Mon, August 11, 4:00 to 5:30pm, East Tower, Hyatt Regency Chicago, Floor: Concourse Level/Bronze, Roosevelt 3B

Abstract

Everyday life can be unpredictable and disorganized, especially with the dramatic social changes brought about by the global COVID-19 pandemic. While studies investigated the normalization of the amount of time for common patterns of daily activity, few examine the impact of the temporal sequencing of activity patterns on individuals’ health and well-being. This study used detailed time diary data from the 2021 and 2022 American Time Use Surveys to examine how weekday schedules influence three different aspects of individual health and well-being during the pandemic. Three paid work clusters and three unpaid work clusters were identified using social sequence analysis.
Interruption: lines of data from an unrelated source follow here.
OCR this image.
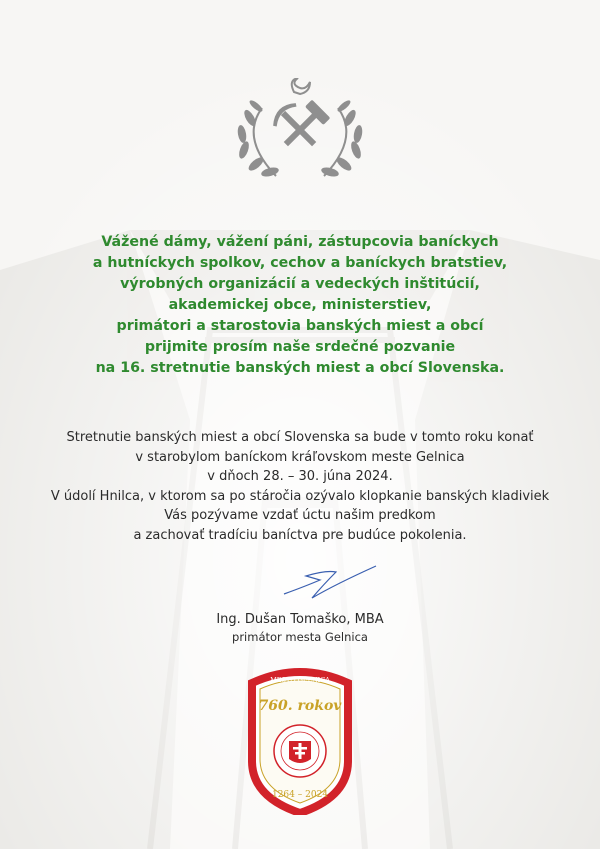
Vážené dámy, vážení páni, zástupcovia baníckych
a hutníckych spolkov, cechov a baníckych bratstiev,
výrobných organizácií a vedeckých inštitúcií,
akademickej obce, ministerstiev,
primátori a starostovia banských miest a obcí
prijmite prosím naše srdečné pozvanie
na 16. stretnutie banských miest a obcí Slovenska.
Stretnutie banských miest a obcí Slovenska sa bude v tomto roku konať
v starobylom baníckom kráľovskom meste Gelnica
v dňoch 28. – 30. júna 2024.
V údolí Hnilca, v ktorom sa po stáročia ozývalo klopkanie banských kladiviek
Vás pozývame vzdať úctu našim predkom
a zachovať tradíciu baníctva pre budúce pokolenia.
Ing. Dušan Tomaško, MBA
primátor mesta Gelnica
MESTO GELNICA
760. rokov
1264 – 2024
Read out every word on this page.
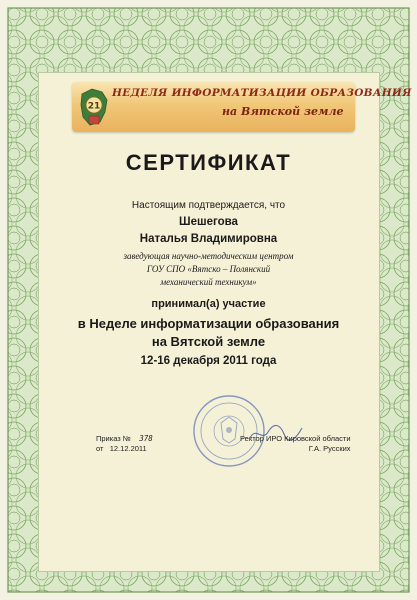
21
НЕДЕЛЯ ИНФОРМАТИЗАЦИИ ОБРАЗОВАНИЯ
на Вятской земле
СЕРТИФИКАТ
Настоящим подтверждается, что
Шешегова
Наталья Владимировна
заведующая научно-методическим центром
ГОУ СПО «Вятско – Полянский
механический техникум»
принимал(а) участие
в Неделе информатизации образования
на Вятской земле
12-16 декабря 2011 года
Приказ № 378
от 12.12.2011
Ректор ИРО Кировской области
Г.А. Русских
Regression analyses suggest that individuals tend to report poorer general health, cognitive difficulties, and lower life satisfaction if they follow more unstructured and less regulated activity patterns. These detrimental effects of irregularity are exacerbated with increased solitude but do not appear within the regularized activity cluster (e.g., 8-5 shift). The paper closes by discussing how maintaining regularity in daily routines fosters embeddedness and integration into broader societal temporal structures, which may have an independent protective effect from social connectedness on individuals’ health during challenging periods like the pandemic.